Theory of Change
DeepSeek's stated goal is artificial general intelligence (AGI), pursued through open research rather than commercialization. Founder Liang Wenfeng: "Our goal is AGI -- artificial general intelligence. Large language models are likely a necessary step toward AGI and already exhibit some of its characteristics, so we'll start there." He frames this as curiosity-driven research inseparable from a national project: "We believe that as the economy develops, China should gradually become a contributor rather than always free-riding. Over the past three decades of IT waves, we've hardly participated in real technological innovation."

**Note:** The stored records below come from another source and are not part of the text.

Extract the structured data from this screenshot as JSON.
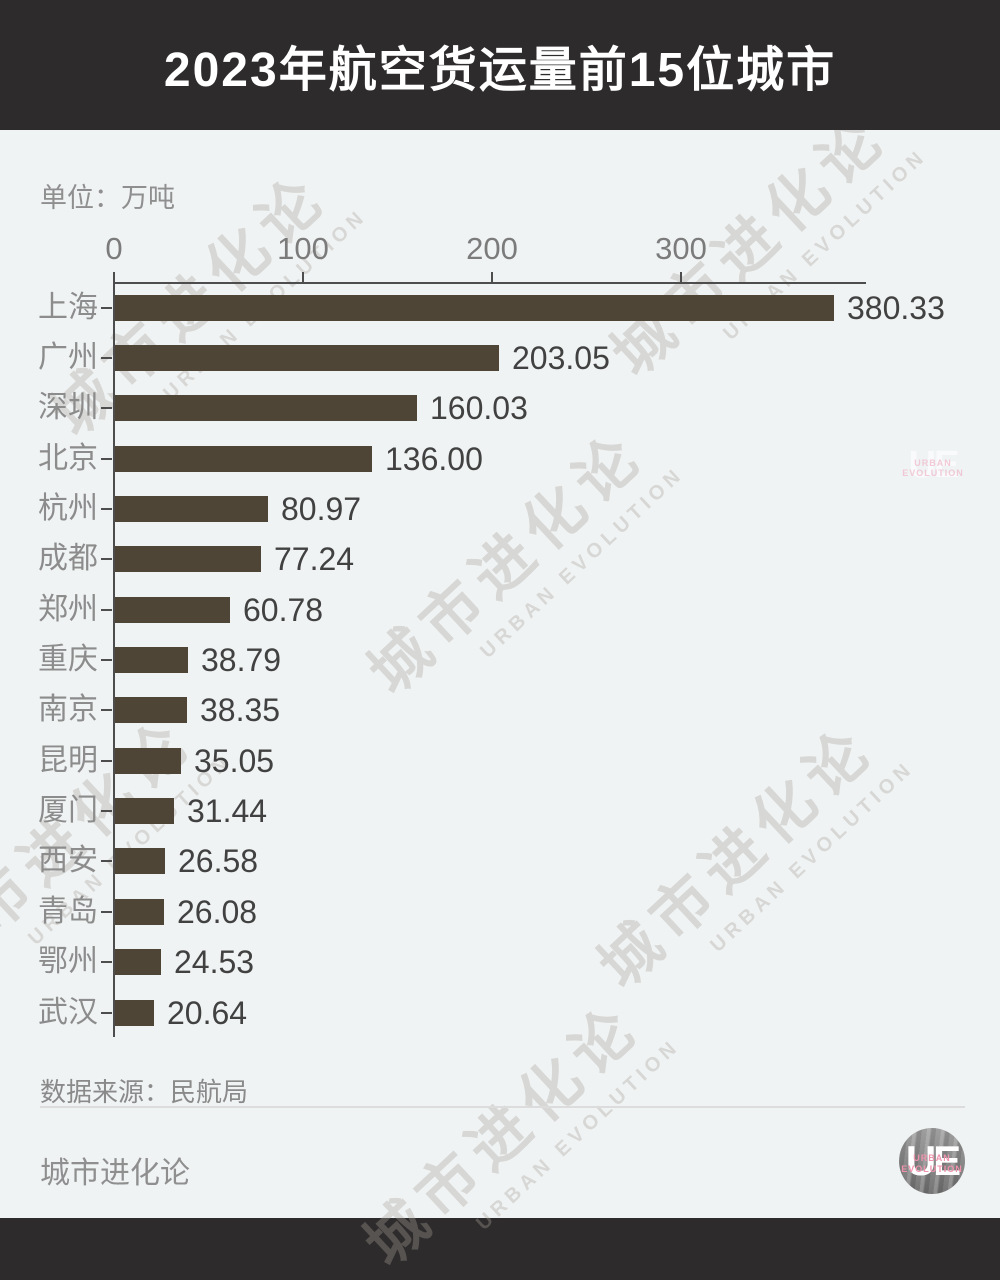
{
  "header": {
    "title": "2023年航空货运量前15位城市"
  },
  "unit_label": "单位：万吨",
  "chart_data": {
    "type": "bar",
    "orientation": "horizontal",
    "title": "2023年航空货运量前15位城市",
    "unit": "万吨",
    "categories": [
      "上海",
      "广州",
      "深圳",
      "北京",
      "杭州",
      "成都",
      "郑州",
      "重庆",
      "南京",
      "昆明",
      "厦门",
      "西安",
      "青岛",
      "鄂州",
      "武汉"
    ],
    "values": [
      380.33,
      203.05,
      160.03,
      136.0,
      80.97,
      77.24,
      60.78,
      38.79,
      38.35,
      35.05,
      31.44,
      26.58,
      26.08,
      24.53,
      20.64
    ],
    "value_labels": [
      "380.33",
      "203.05",
      "160.03",
      "136.00",
      "80.97",
      "77.24",
      "60.78",
      "38.79",
      "38.35",
      "35.05",
      "31.44",
      "26.58",
      "26.08",
      "24.53",
      "20.64"
    ],
    "x_ticks": [
      0,
      100,
      200,
      300
    ],
    "xlim": [
      0,
      398
    ],
    "grid": false,
    "legend": false,
    "bar_color": "#4e4536",
    "value_label_position": "outside-right"
  },
  "footer": {
    "source": "数据来源：民航局",
    "brand": "城市进化论",
    "logo": {
      "initials": "UE",
      "line1": "URBAN",
      "line2": "EVOLUTION"
    }
  },
  "watermark": {
    "cn": "城市进化论",
    "en": "URBAN EVOLUTION"
  },
  "colors": {
    "header_bg": "#2e2b2c",
    "page_bg": "#f0f3f4",
    "bar": "#4e4536",
    "axis": "#4d4d4d",
    "category_text": "#8c8c8c",
    "value_text": "#414141",
    "logo_accent": "#ef93ad"
  }
}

The theory of change, such as it is: build frontier AI capabilities through algorithmic innovation, release everything as open-weight under MIT License, and thereby advance both AGI research and China's position as a technology innovator. Liang: "Open-sourcing and publishing papers don't mean we lose anything. For technical professionals, being followed is a deeply fulfilling experience. In fact, open source is more of a cultural act than a commercial one."

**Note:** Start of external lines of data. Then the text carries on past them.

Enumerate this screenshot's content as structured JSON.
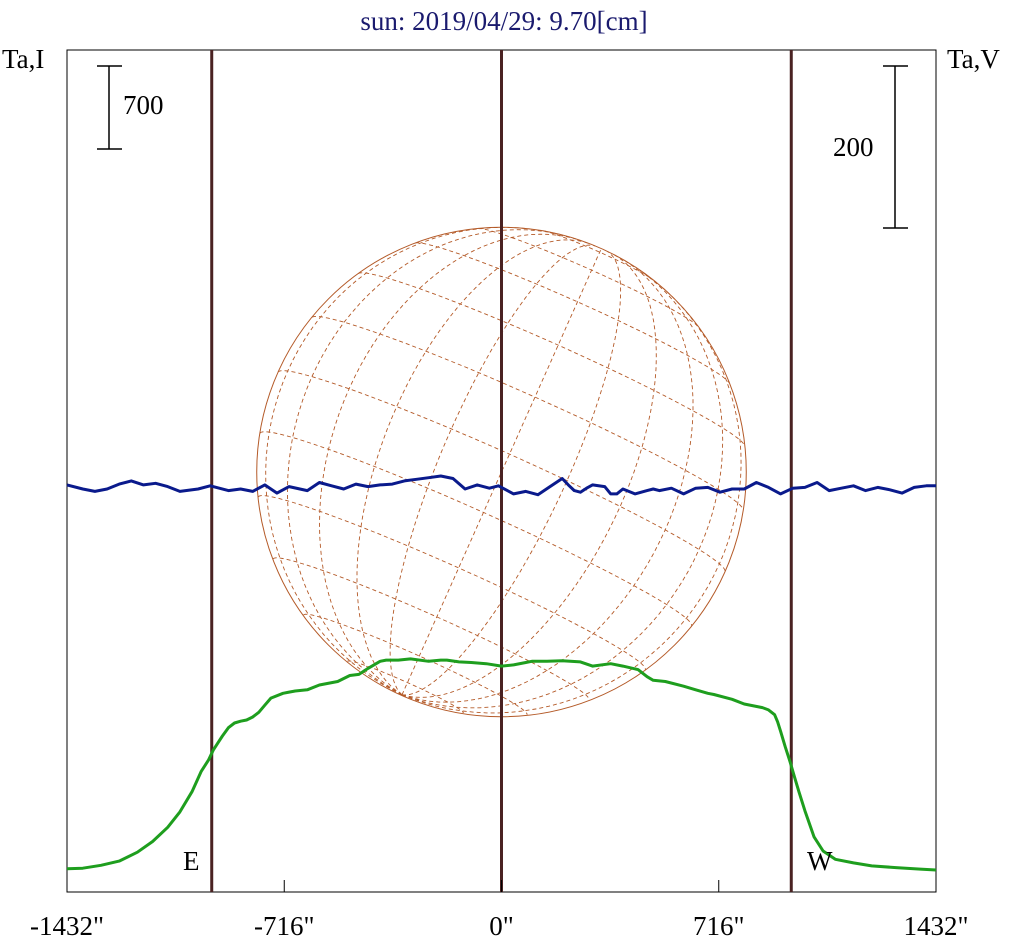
{
  "chart_data": {
    "type": "line",
    "title": "sun: 2019/04/29: 9.70[cm]",
    "ylabel_left": "Ta,I",
    "ylabel_right": "Ta,V",
    "scale_bar_left": "700",
    "scale_bar_right": "200",
    "x_ticks": [
      {
        "value": -1432,
        "label": "-1432\""
      },
      {
        "value": -716,
        "label": "-716\""
      },
      {
        "value": 0,
        "label": "0\""
      },
      {
        "value": 716,
        "label": "716\""
      },
      {
        "value": 1432,
        "label": "1432\""
      }
    ],
    "xlim": [
      -1432,
      1432
    ],
    "limb_markers": [
      -955,
      0,
      955
    ],
    "limb_labels": {
      "east": "E",
      "west": "W"
    },
    "colors": {
      "title": "#1a1a6e",
      "stokes_i": "#1e9e1e",
      "stokes_v": "#0a1a8c",
      "limb_lines": "#4a2222",
      "solar_disk": "#b45a28",
      "grid": "#b45a28",
      "axis": "#000000"
    },
    "series": [
      {
        "name": "I",
        "x": [
          -1432,
          -1380,
          -1320,
          -1260,
          -1200,
          -1150,
          -1100,
          -1060,
          -1020,
          -990,
          -965,
          -950,
          -935,
          -920,
          -900,
          -880,
          -860,
          -840,
          -820,
          -800,
          -780,
          -760,
          -720,
          -700,
          -680,
          -660,
          -640,
          -600,
          -540,
          -500,
          -470,
          -440,
          -400,
          -380,
          -340,
          -300,
          -240,
          -200,
          -180,
          -140,
          -100,
          -50,
          0,
          40,
          80,
          100,
          150,
          200,
          260,
          300,
          360,
          400,
          450,
          480,
          500,
          540,
          600,
          640,
          680,
          700,
          760,
          800,
          860,
          880,
          900,
          910,
          920,
          935,
          950,
          965,
          980,
          1000,
          1030,
          1060,
          1100,
          1160,
          1220,
          1300,
          1380,
          1432
        ],
        "y": [
          10,
          15,
          40,
          75,
          150,
          240,
          360,
          490,
          660,
          830,
          930,
          1010,
          1070,
          1130,
          1200,
          1240,
          1255,
          1265,
          1290,
          1330,
          1390,
          1450,
          1490,
          1500,
          1510,
          1515,
          1520,
          1560,
          1590,
          1640,
          1650,
          1700,
          1760,
          1770,
          1770,
          1780,
          1760,
          1770,
          1770,
          1755,
          1750,
          1740,
          1720,
          1730,
          1750,
          1760,
          1760,
          1765,
          1755,
          1720,
          1740,
          1720,
          1690,
          1630,
          1600,
          1590,
          1550,
          1520,
          1490,
          1480,
          1440,
          1400,
          1370,
          1350,
          1310,
          1250,
          1170,
          1040,
          920,
          790,
          660,
          500,
          280,
          160,
          90,
          60,
          35,
          20,
          8,
          0
        ]
      },
      {
        "name": "V",
        "x": [
          -1432,
          -1380,
          -1340,
          -1300,
          -1260,
          -1220,
          -1180,
          -1140,
          -1100,
          -1060,
          -1000,
          -960,
          -900,
          -860,
          -820,
          -780,
          -740,
          -700,
          -640,
          -600,
          -560,
          -520,
          -480,
          -440,
          -400,
          -360,
          -320,
          -280,
          -240,
          -200,
          -160,
          -120,
          -80,
          -40,
          -10,
          0,
          40,
          80,
          120,
          160,
          200,
          220,
          240,
          260,
          280,
          300,
          340,
          360,
          380,
          400,
          440,
          480,
          500,
          520,
          560,
          600,
          640,
          680,
          720,
          760,
          800,
          840,
          880,
          920,
          960,
          1000,
          1040,
          1080,
          1120,
          1160,
          1200,
          1240,
          1280,
          1320,
          1360,
          1400,
          1432
        ],
        "y": [
          5,
          0,
          -3,
          0,
          6,
          10,
          5,
          7,
          3,
          -3,
          0,
          4,
          -2,
          0,
          -3,
          5,
          -5,
          3,
          -2,
          8,
          4,
          0,
          6,
          3,
          5,
          6,
          10,
          12,
          14,
          16,
          13,
          0,
          5,
          1,
          4,
          2,
          -6,
          -3,
          -7,
          3,
          13,
          5,
          -2,
          -4,
          1,
          5,
          3,
          -6,
          -6,
          0,
          -6,
          -2,
          0,
          -2,
          1,
          -6,
          1,
          2,
          -4,
          0,
          0,
          8,
          2,
          -6,
          1,
          2,
          8,
          -2,
          1,
          4,
          -2,
          2,
          -1,
          -5,
          2,
          4,
          4
        ]
      }
    ]
  }
}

DeepSeek does not articulate any theory of change related to AI safety. The concept does not appear in any of Liang's interviews, DeepSeek's publications, or the company's public communications.
What They Do
DeepSeek has released 8+ major model families in ~2 years, each introducing genuine architectural innovations:
- DeepSeek-V2 (May 2024): Multi-Head Latent Attention (MLA, reducing KV cache 93%) and DeepSeekMoE with shared experts. Triggered a Chinese AI price war.
- DeepSeek-V3 (Dec 2024): 671B parameters, FP8 training, multi-token prediction. Claimed $5.6M training cost (GPU hours only; total infrastructure estimated at $1.6B by SemiAnalysis).

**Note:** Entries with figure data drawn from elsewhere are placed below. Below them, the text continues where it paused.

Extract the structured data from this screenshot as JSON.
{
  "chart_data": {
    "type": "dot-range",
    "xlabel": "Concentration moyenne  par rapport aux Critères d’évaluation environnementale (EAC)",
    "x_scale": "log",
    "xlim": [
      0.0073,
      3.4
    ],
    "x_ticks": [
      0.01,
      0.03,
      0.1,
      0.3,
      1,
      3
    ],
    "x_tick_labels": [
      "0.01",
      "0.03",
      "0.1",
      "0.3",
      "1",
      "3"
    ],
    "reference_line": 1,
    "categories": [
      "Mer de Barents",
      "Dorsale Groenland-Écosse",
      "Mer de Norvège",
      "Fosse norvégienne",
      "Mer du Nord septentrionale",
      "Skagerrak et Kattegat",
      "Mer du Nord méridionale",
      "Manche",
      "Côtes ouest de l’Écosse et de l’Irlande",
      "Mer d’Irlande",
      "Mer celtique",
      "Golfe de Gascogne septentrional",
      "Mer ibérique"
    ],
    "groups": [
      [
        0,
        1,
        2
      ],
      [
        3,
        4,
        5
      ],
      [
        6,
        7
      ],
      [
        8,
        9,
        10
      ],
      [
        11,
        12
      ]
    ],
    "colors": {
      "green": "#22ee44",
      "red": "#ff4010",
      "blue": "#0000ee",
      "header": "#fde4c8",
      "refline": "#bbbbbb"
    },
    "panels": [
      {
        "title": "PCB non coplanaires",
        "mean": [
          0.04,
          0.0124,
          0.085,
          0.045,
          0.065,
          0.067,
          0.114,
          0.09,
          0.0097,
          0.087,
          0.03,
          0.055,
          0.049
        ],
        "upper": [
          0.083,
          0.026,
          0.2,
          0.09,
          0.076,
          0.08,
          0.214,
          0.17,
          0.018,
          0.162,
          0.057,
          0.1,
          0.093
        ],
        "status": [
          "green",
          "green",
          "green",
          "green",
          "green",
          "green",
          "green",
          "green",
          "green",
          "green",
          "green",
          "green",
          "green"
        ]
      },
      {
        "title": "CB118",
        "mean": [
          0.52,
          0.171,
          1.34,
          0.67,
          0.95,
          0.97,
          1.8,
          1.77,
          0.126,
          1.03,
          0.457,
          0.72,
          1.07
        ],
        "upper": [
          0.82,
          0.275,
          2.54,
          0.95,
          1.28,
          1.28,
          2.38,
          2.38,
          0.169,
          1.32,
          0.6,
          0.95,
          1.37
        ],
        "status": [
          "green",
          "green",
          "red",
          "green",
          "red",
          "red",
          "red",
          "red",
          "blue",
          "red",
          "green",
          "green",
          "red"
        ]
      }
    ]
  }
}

- DeepSeek-R1 (Jan 2025): Reasoning model comparable to OpenAI o1. R1-Zero demonstrated emergent reasoning from pure RL. Became #1 free app in US App Store; caused $600B Nvidia crash and $1T+ tech selloff.
- DeepSeek V3.1 (Aug 2025): Hybrid thinking/non-thinking modes. 40%+ improvement on SWE-bench over predecessors.
- DeepSeek V3.2 (Dec 2025): Comparable to GPT-5. Sparse attention innovation.
- V4 (expected Mar 2026): Reportedly trained on Nvidia Blackwell chips. Being optimized for Huawei's Ascend chips first, with US chipmakers excluded from early access.
All models released under MIT License. The technical innovations are genuine -- PTX-level GPU optimization (below CUDA, extremely rare), custom distributed training infrastructure, novel attention mechanisms. Stanford's Christopher Manning: "It's a sad state of affairs for what has long been an open country advancing open science and engineering that the best way to learn about the details of modern LLM design and engineering is currently to read the thorough technical reports of Chinese companies."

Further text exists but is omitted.